Confidential, Burlington, Massachusetts

Database Administrator

• Provided support in installation, configuration, and management of the Comprehensive Cost and Requirement (CCaR) automated financial management system at Hanscom Air Force Base.
• Administered the related databases in Unix and NT environments. Duties included performance tuning, backup and recovery, and troubleshooting.

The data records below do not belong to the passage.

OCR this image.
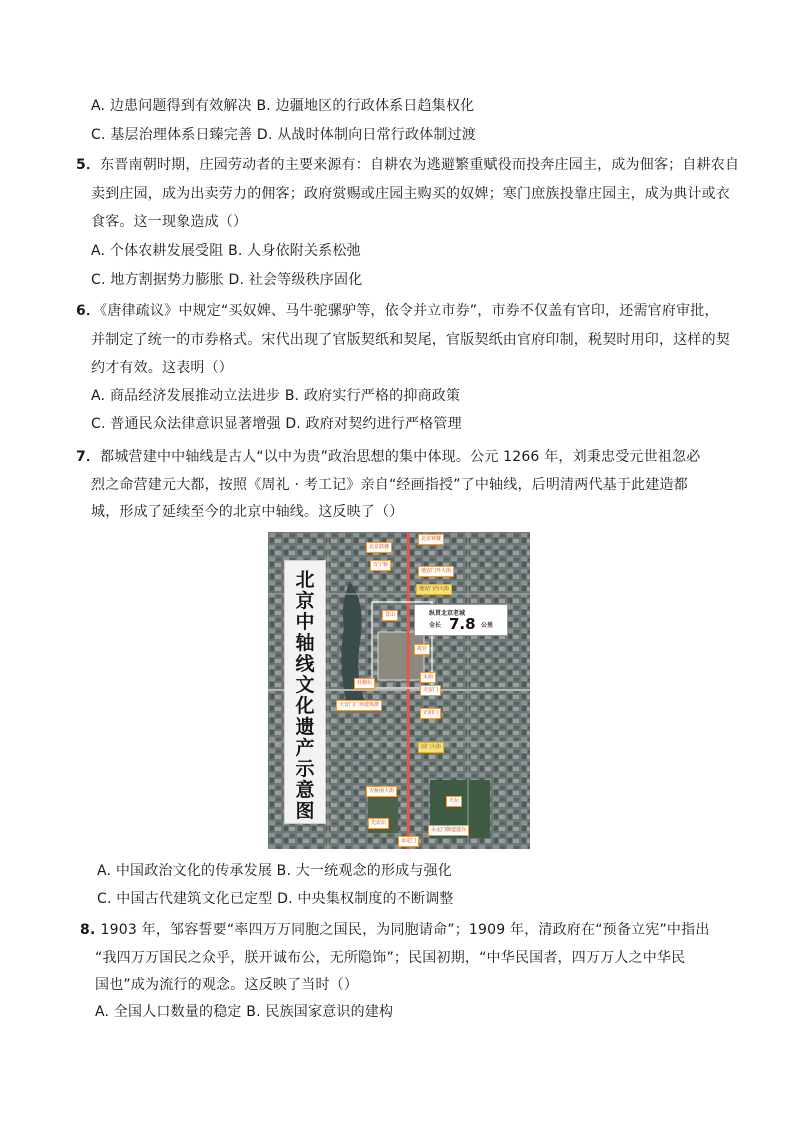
A. 边患问题得到有效解决 B. 边疆地区的行政体系日趋集权化
C. 基层治理体系日臻完善 D. 从战时体制向日常行政体制过渡
5．东晋南朝时期，庄园劳动者的主要来源有：自耕农为逃避繁重赋役而投奔庄园主，成为佃客；自耕农自
卖到庄园，成为出卖劳力的佣客；政府赏赐或庄园主购买的奴婢；寒门庶族投靠庄园主，成为典计或衣
食客。这一现象造成（）
A. 个体农耕发展受阻 B. 人身依附关系松弛
C. 地方割据势力膨胀 D. 社会等级秩序固化
6．《唐律疏议》中规定“买奴婢、马牛驼骡驴等，依令并立市券”，市券不仅盖有官印，还需官府审批，
并制定了统一的市券格式。宋代出现了官版契纸和契尾，官版契纸由官府印制，税契时用印，这样的契
约才有效。这表明（）
A. 商品经济发展推动立法进步 B. 政府实行严格的抑商政策
C. 普通民众法律意识显著增强 D. 政府对契约进行严格管理
7．都城营建中中轴线是古人“以中为贵”政治思想的集中体现。公元 1266 年，刘秉忠受元世祖忽必
烈之命营建元大都，按照《周礼 · 考工记》亲自“经画指授”了中轴线，后明清两代基于此建造都
城，形成了延续至今的北京中轴线。这反映了（）
北
京
中
轴
线
文
化
遗
产
示
意
图
纵贯北京老城
全长 7.8 公里
北京钟楼
北京鼓楼
万宁桥
地安门外大街
地安门内大街
景山
故宫
社稷坛
太庙
天安门
天安门广场建筑群
正阳门
前门大街
天桥南大街
天坛
先农坛
永定门
永定门御道遗存
A. 中国政治文化的传承发展 B. 大一统观念的形成与强化
C. 中国古代建筑文化已定型 D. 中央集权制度的不断调整
8. 1903 年，邹容誓要“率四万万同胞之国民，为同胞请命”；1909 年，清政府在“预备立宪”中指出
“我四万万国民之众乎，朕开诚布公，无所隐饰”；民国初期，“中华民国者，四万万人之中华民
国也”成为流行的观念。这反映了当时（）
A. 全国人口数量的稳定 B. 民族国家意识的建构
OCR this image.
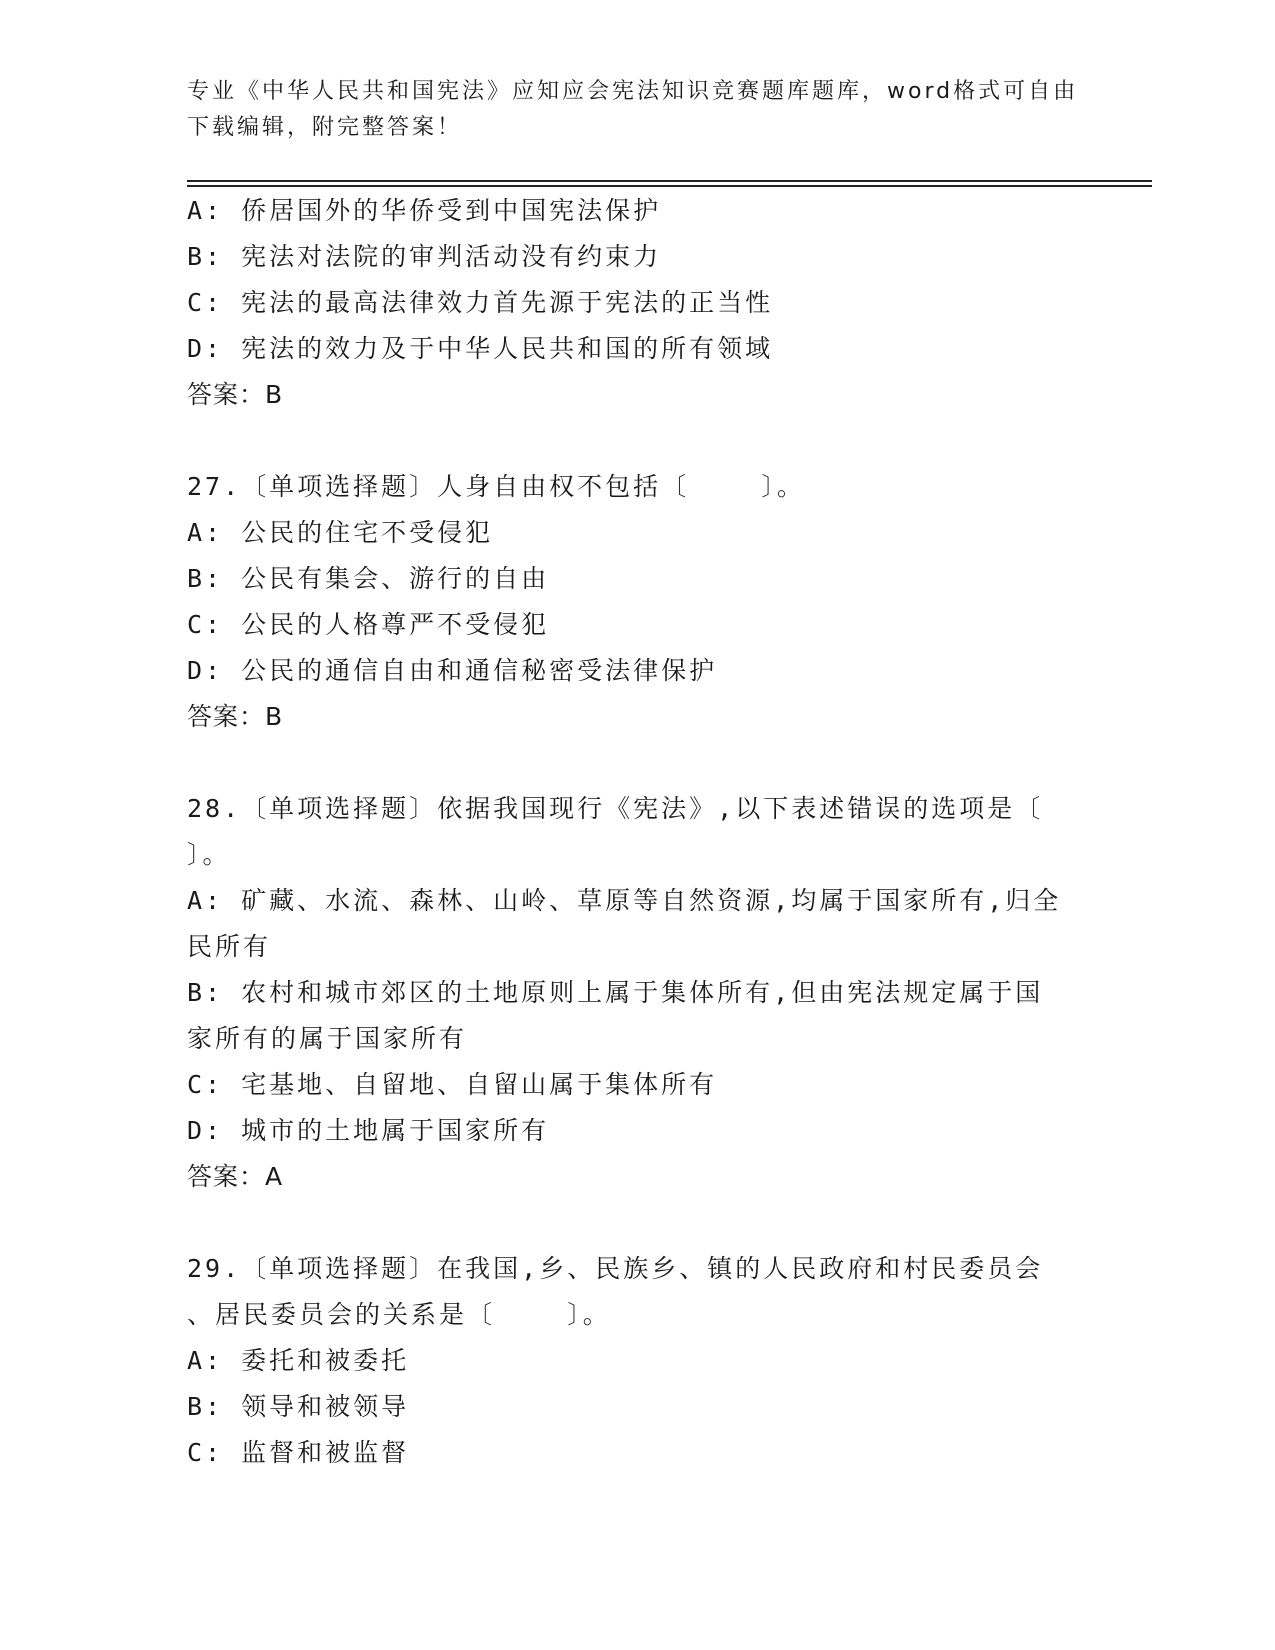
专业《中华人民共和国宪法》应知应会宪法知识竞赛题库题库，word格式可自由
下载编辑，附完整答案！
A: 侨居国外的华侨受到中国宪法保护
B: 宪法对法院的审判活动没有约束力
C: 宪法的最高法律效力首先源于宪法的正当性
D: 宪法的效力及于中华人民共和国的所有领域
答案：B
27.〔单项选择题〕人身自由权不包括〔    〕。
A: 公民的住宅不受侵犯
B: 公民有集会、游行的自由
C: 公民的人格尊严不受侵犯
D: 公民的通信自由和通信秘密受法律保护
答案：B
28.〔单项选择题〕依据我国现行《宪法》,以下表述错误的选项是〔
〕。
A: 矿藏、水流、森林、山岭、草原等自然资源,均属于国家所有,归全
民所有
B: 农村和城市郊区的土地原则上属于集体所有,但由宪法规定属于国
家所有的属于国家所有
C: 宅基地、自留地、自留山属于集体所有
D: 城市的土地属于国家所有
答案：A
29.〔单项选择题〕在我国,乡、民族乡、镇的人民政府和村民委员会
、居民委员会的关系是〔    〕。
A: 委托和被委托
B: 领导和被领导
C: 监督和被监督
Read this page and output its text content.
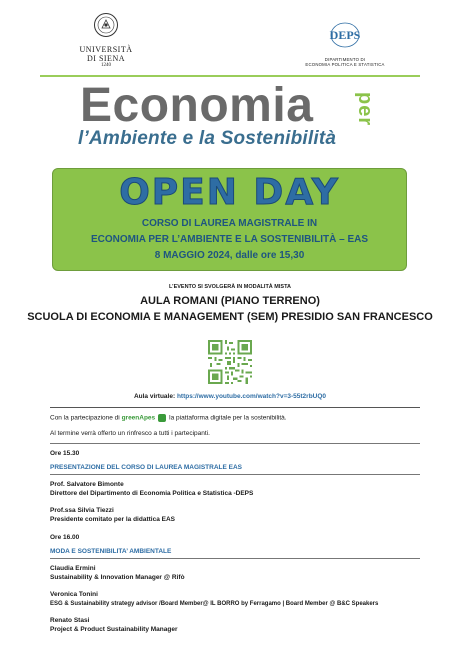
UNIVERSITÀ
DI SIENA
1240
DEPS
DIPARTIMENTO DI
ECONOMIA POLITICA E STATISTICA
Economia per
l’Ambiente e la Sostenibilità
OPEN DAY
CORSO DI LAUREA MAGISTRALE IN
ECONOMIA PER L’AMBIENTE E LA SOSTENIBILITÀ – EAS
8 MAGGIO 2024, dalle ore 15,30
L’EVENTO SI SVOLGERÀ IN MODALITÀ MISTA
AULA ROMANI (PIANO TERRENO)
SCUOLA DI ECONOMIA E MANAGEMENT (SEM) PRESIDIO SAN FRANCESCO
Aula virtuale: https://www.youtube.com/watch?v=3-55t2rbUQ0
Con la partecipazione di greenApes la piattaforma digitale per la sostenibilità.
Al termine verrà offerto un rinfresco a tutti i partecipanti.
Ore 15.30
PRESENTAZIONE DEL CORSO DI LAUREA MAGISTRALE EAS
Prof. Salvatore Bimonte
Direttore del Dipartimento di Economia Politica e Statistica -DEPS
Prof.ssa Silvia Tiezzi
Presidente comitato per la didattica EAS
Ore 16.00
MODA E SOSTENIBILITA’ AMBIENTALE
Claudia Ermini
Sustainability & Innovation Manager @ Rifò
Veronica Tonini
ESG & Sustainability strategy advisor /Board Member@ IL BORRO by Ferragamo | Board Member @ B&C Speakers
Renato Stasi
Project & Product Sustainability Manager
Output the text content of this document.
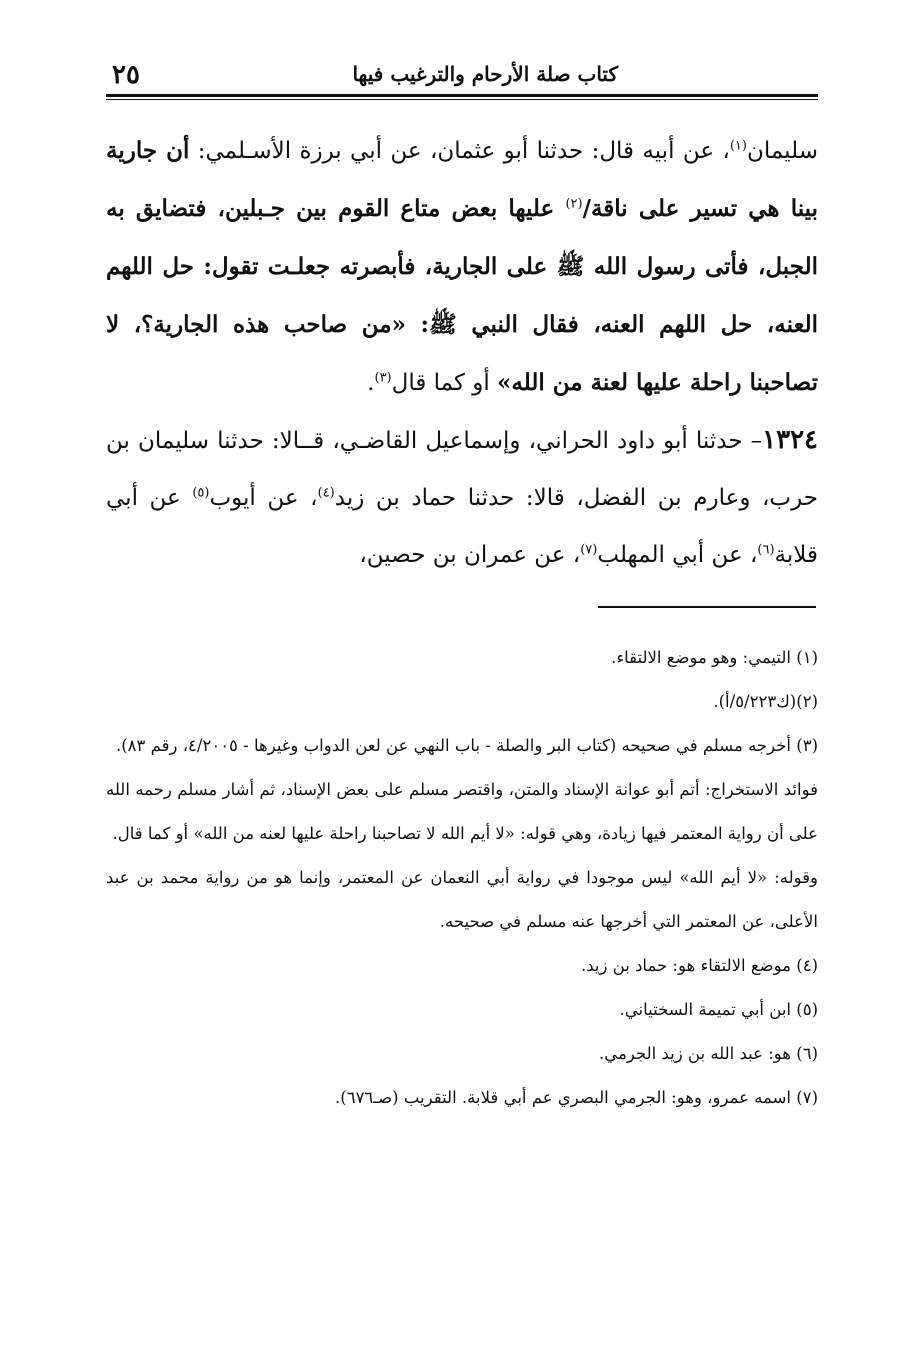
كتاب صلة الأرحام والترغيب فيها
٢٥

سليمان$^{(١)}$، عن أبيه قال: حدثنا أبو عثمان، عن أبي برزة الأسـلمي: أن جارية بينا هي تسير على ناقة/$^{(٢)}$ عليها بعض متاع القوم بين جـبلين، فتضايق به الجبل، فأتى رسول الله ﷺ على الجارية، فأبصرته جعلـت تقول: حل اللهم العنه، حل اللهم العنه، فقال النبي ﷺ: «من صاحب هذه الجارية؟، لا تصاحبنا راحلة عليها لعنة من الله» أو كما قال$^{(٣)}$.

١٣٢٤– حدثنا أبو داود الحراني، وإسماعيل القاضـي، قــالا: حدثنا سليمان بن حرب، وعارم بن الفضل، قالا: حدثنا حماد بن زيد$^{(٤)}$، عن أيوب$^{(٥)}$ عن أبي قلابة$^{(٦)}$، عن أبي المهلب$^{(٧)}$، عن عمران بن حصين،

(١) التيمي: وهو موضع الالتقاء.

(٢)(ك٥/٢٢٣/أ).

(٣) أخرجه مسلم في صحيحه (كتاب البر والصلة - باب النهي عن لعن الدواب وغيرها - ٤/٢٠٠٥، رقم ٨٣).

فوائد الاستخراج: أتم أبو عوانة الإسناد والمتن، واقتصر مسلم على بعض الإسناد، ثم أشار مسلم رحمه الله على أن رواية المعتمر فيها زيادة، وهي قوله: «لا أيم الله لا تصاحبنا راحلة عليها لعنه من الله» أو كما قال.

وقوله: «لا أيم الله» ليس موجودا في رواية أبي النعمان عن المعتمر، وإنما هو من رواية محمد بن عبد الأعلى، عن المعتمر التي أخرجها عنه مسلم في صحيحه.

(٤) موضع الالتقاء هو: حماد بن زيد.

(٥) ابن أبي تميمة السختياني.

(٦) هو: عبد الله بن زيد الجرمي.

(٧) اسمه عمرو، وهو: الجرمي البصري عم أبي قلابة. التقريب (صـ٦٧٦).
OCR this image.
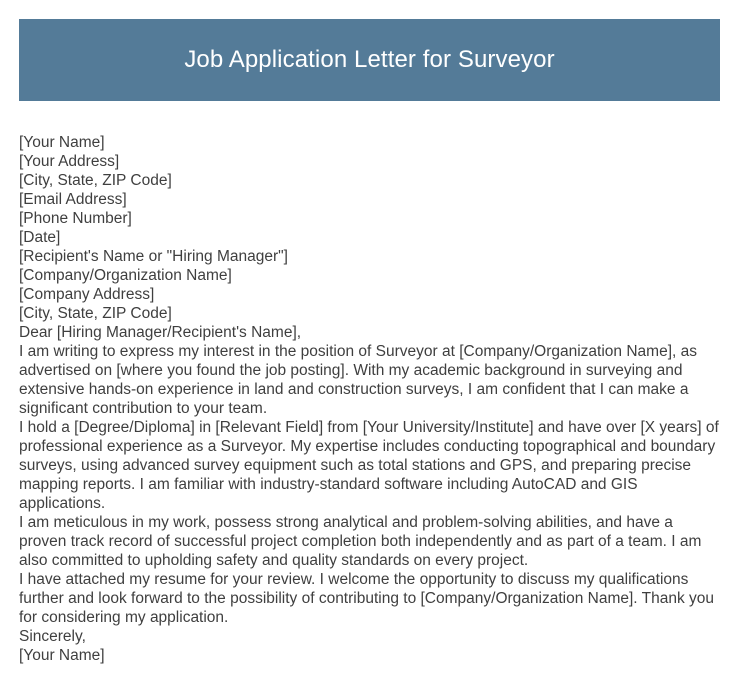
Job Application Letter for Surveyor
[Your Name]
[Your Address]
[City, State, ZIP Code]
[Email Address]
[Phone Number]
[Date]
[Recipient's Name or "Hiring Manager"]
[Company/Organization Name]
[Company Address]
[City, State, ZIP Code]
Dear [Hiring Manager/Recipient's Name],

I am writing to express my interest in the position of Surveyor at [Company/Organization Name], as advertised on [where you found the job posting]. With my academic background in surveying and extensive hands-on experience in land and construction surveys, I am confident that I can make a significant contribution to your team.

I hold a [Degree/Diploma] in [Relevant Field] from [Your University/Institute] and have over [X years] of professional experience as a Surveyor. My expertise includes conducting topographical and boundary surveys, using advanced survey equipment such as total stations and GPS, and preparing precise mapping reports. I am familiar with industry-standard software including AutoCAD and GIS applications.

I am meticulous in my work, possess strong analytical and problem-solving abilities, and have a proven track record of successful project completion both independently and as part of a team. I am also committed to upholding safety and quality standards on every project.

I have attached my resume for your review. I welcome the opportunity to discuss my qualifications further and look forward to the possibility of contributing to [Company/Organization Name]. Thank you for considering my application.

Sincerely,
[Your Name]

• Assisted data loading through writing PL/SQL codes, modifying SQL*Loader control files and use of VB applications.
• Performed databases cloning for testing purposes from production databases on Solaris 2.6; conducted database migrations from 8.0.5 to 8.1.6; installed new applications and the underlying Oracle databases; established new users accounts and security for the existing databases.
• Provided SQL and PL/SQL training to new end users such as payroll, HR, and management personnel.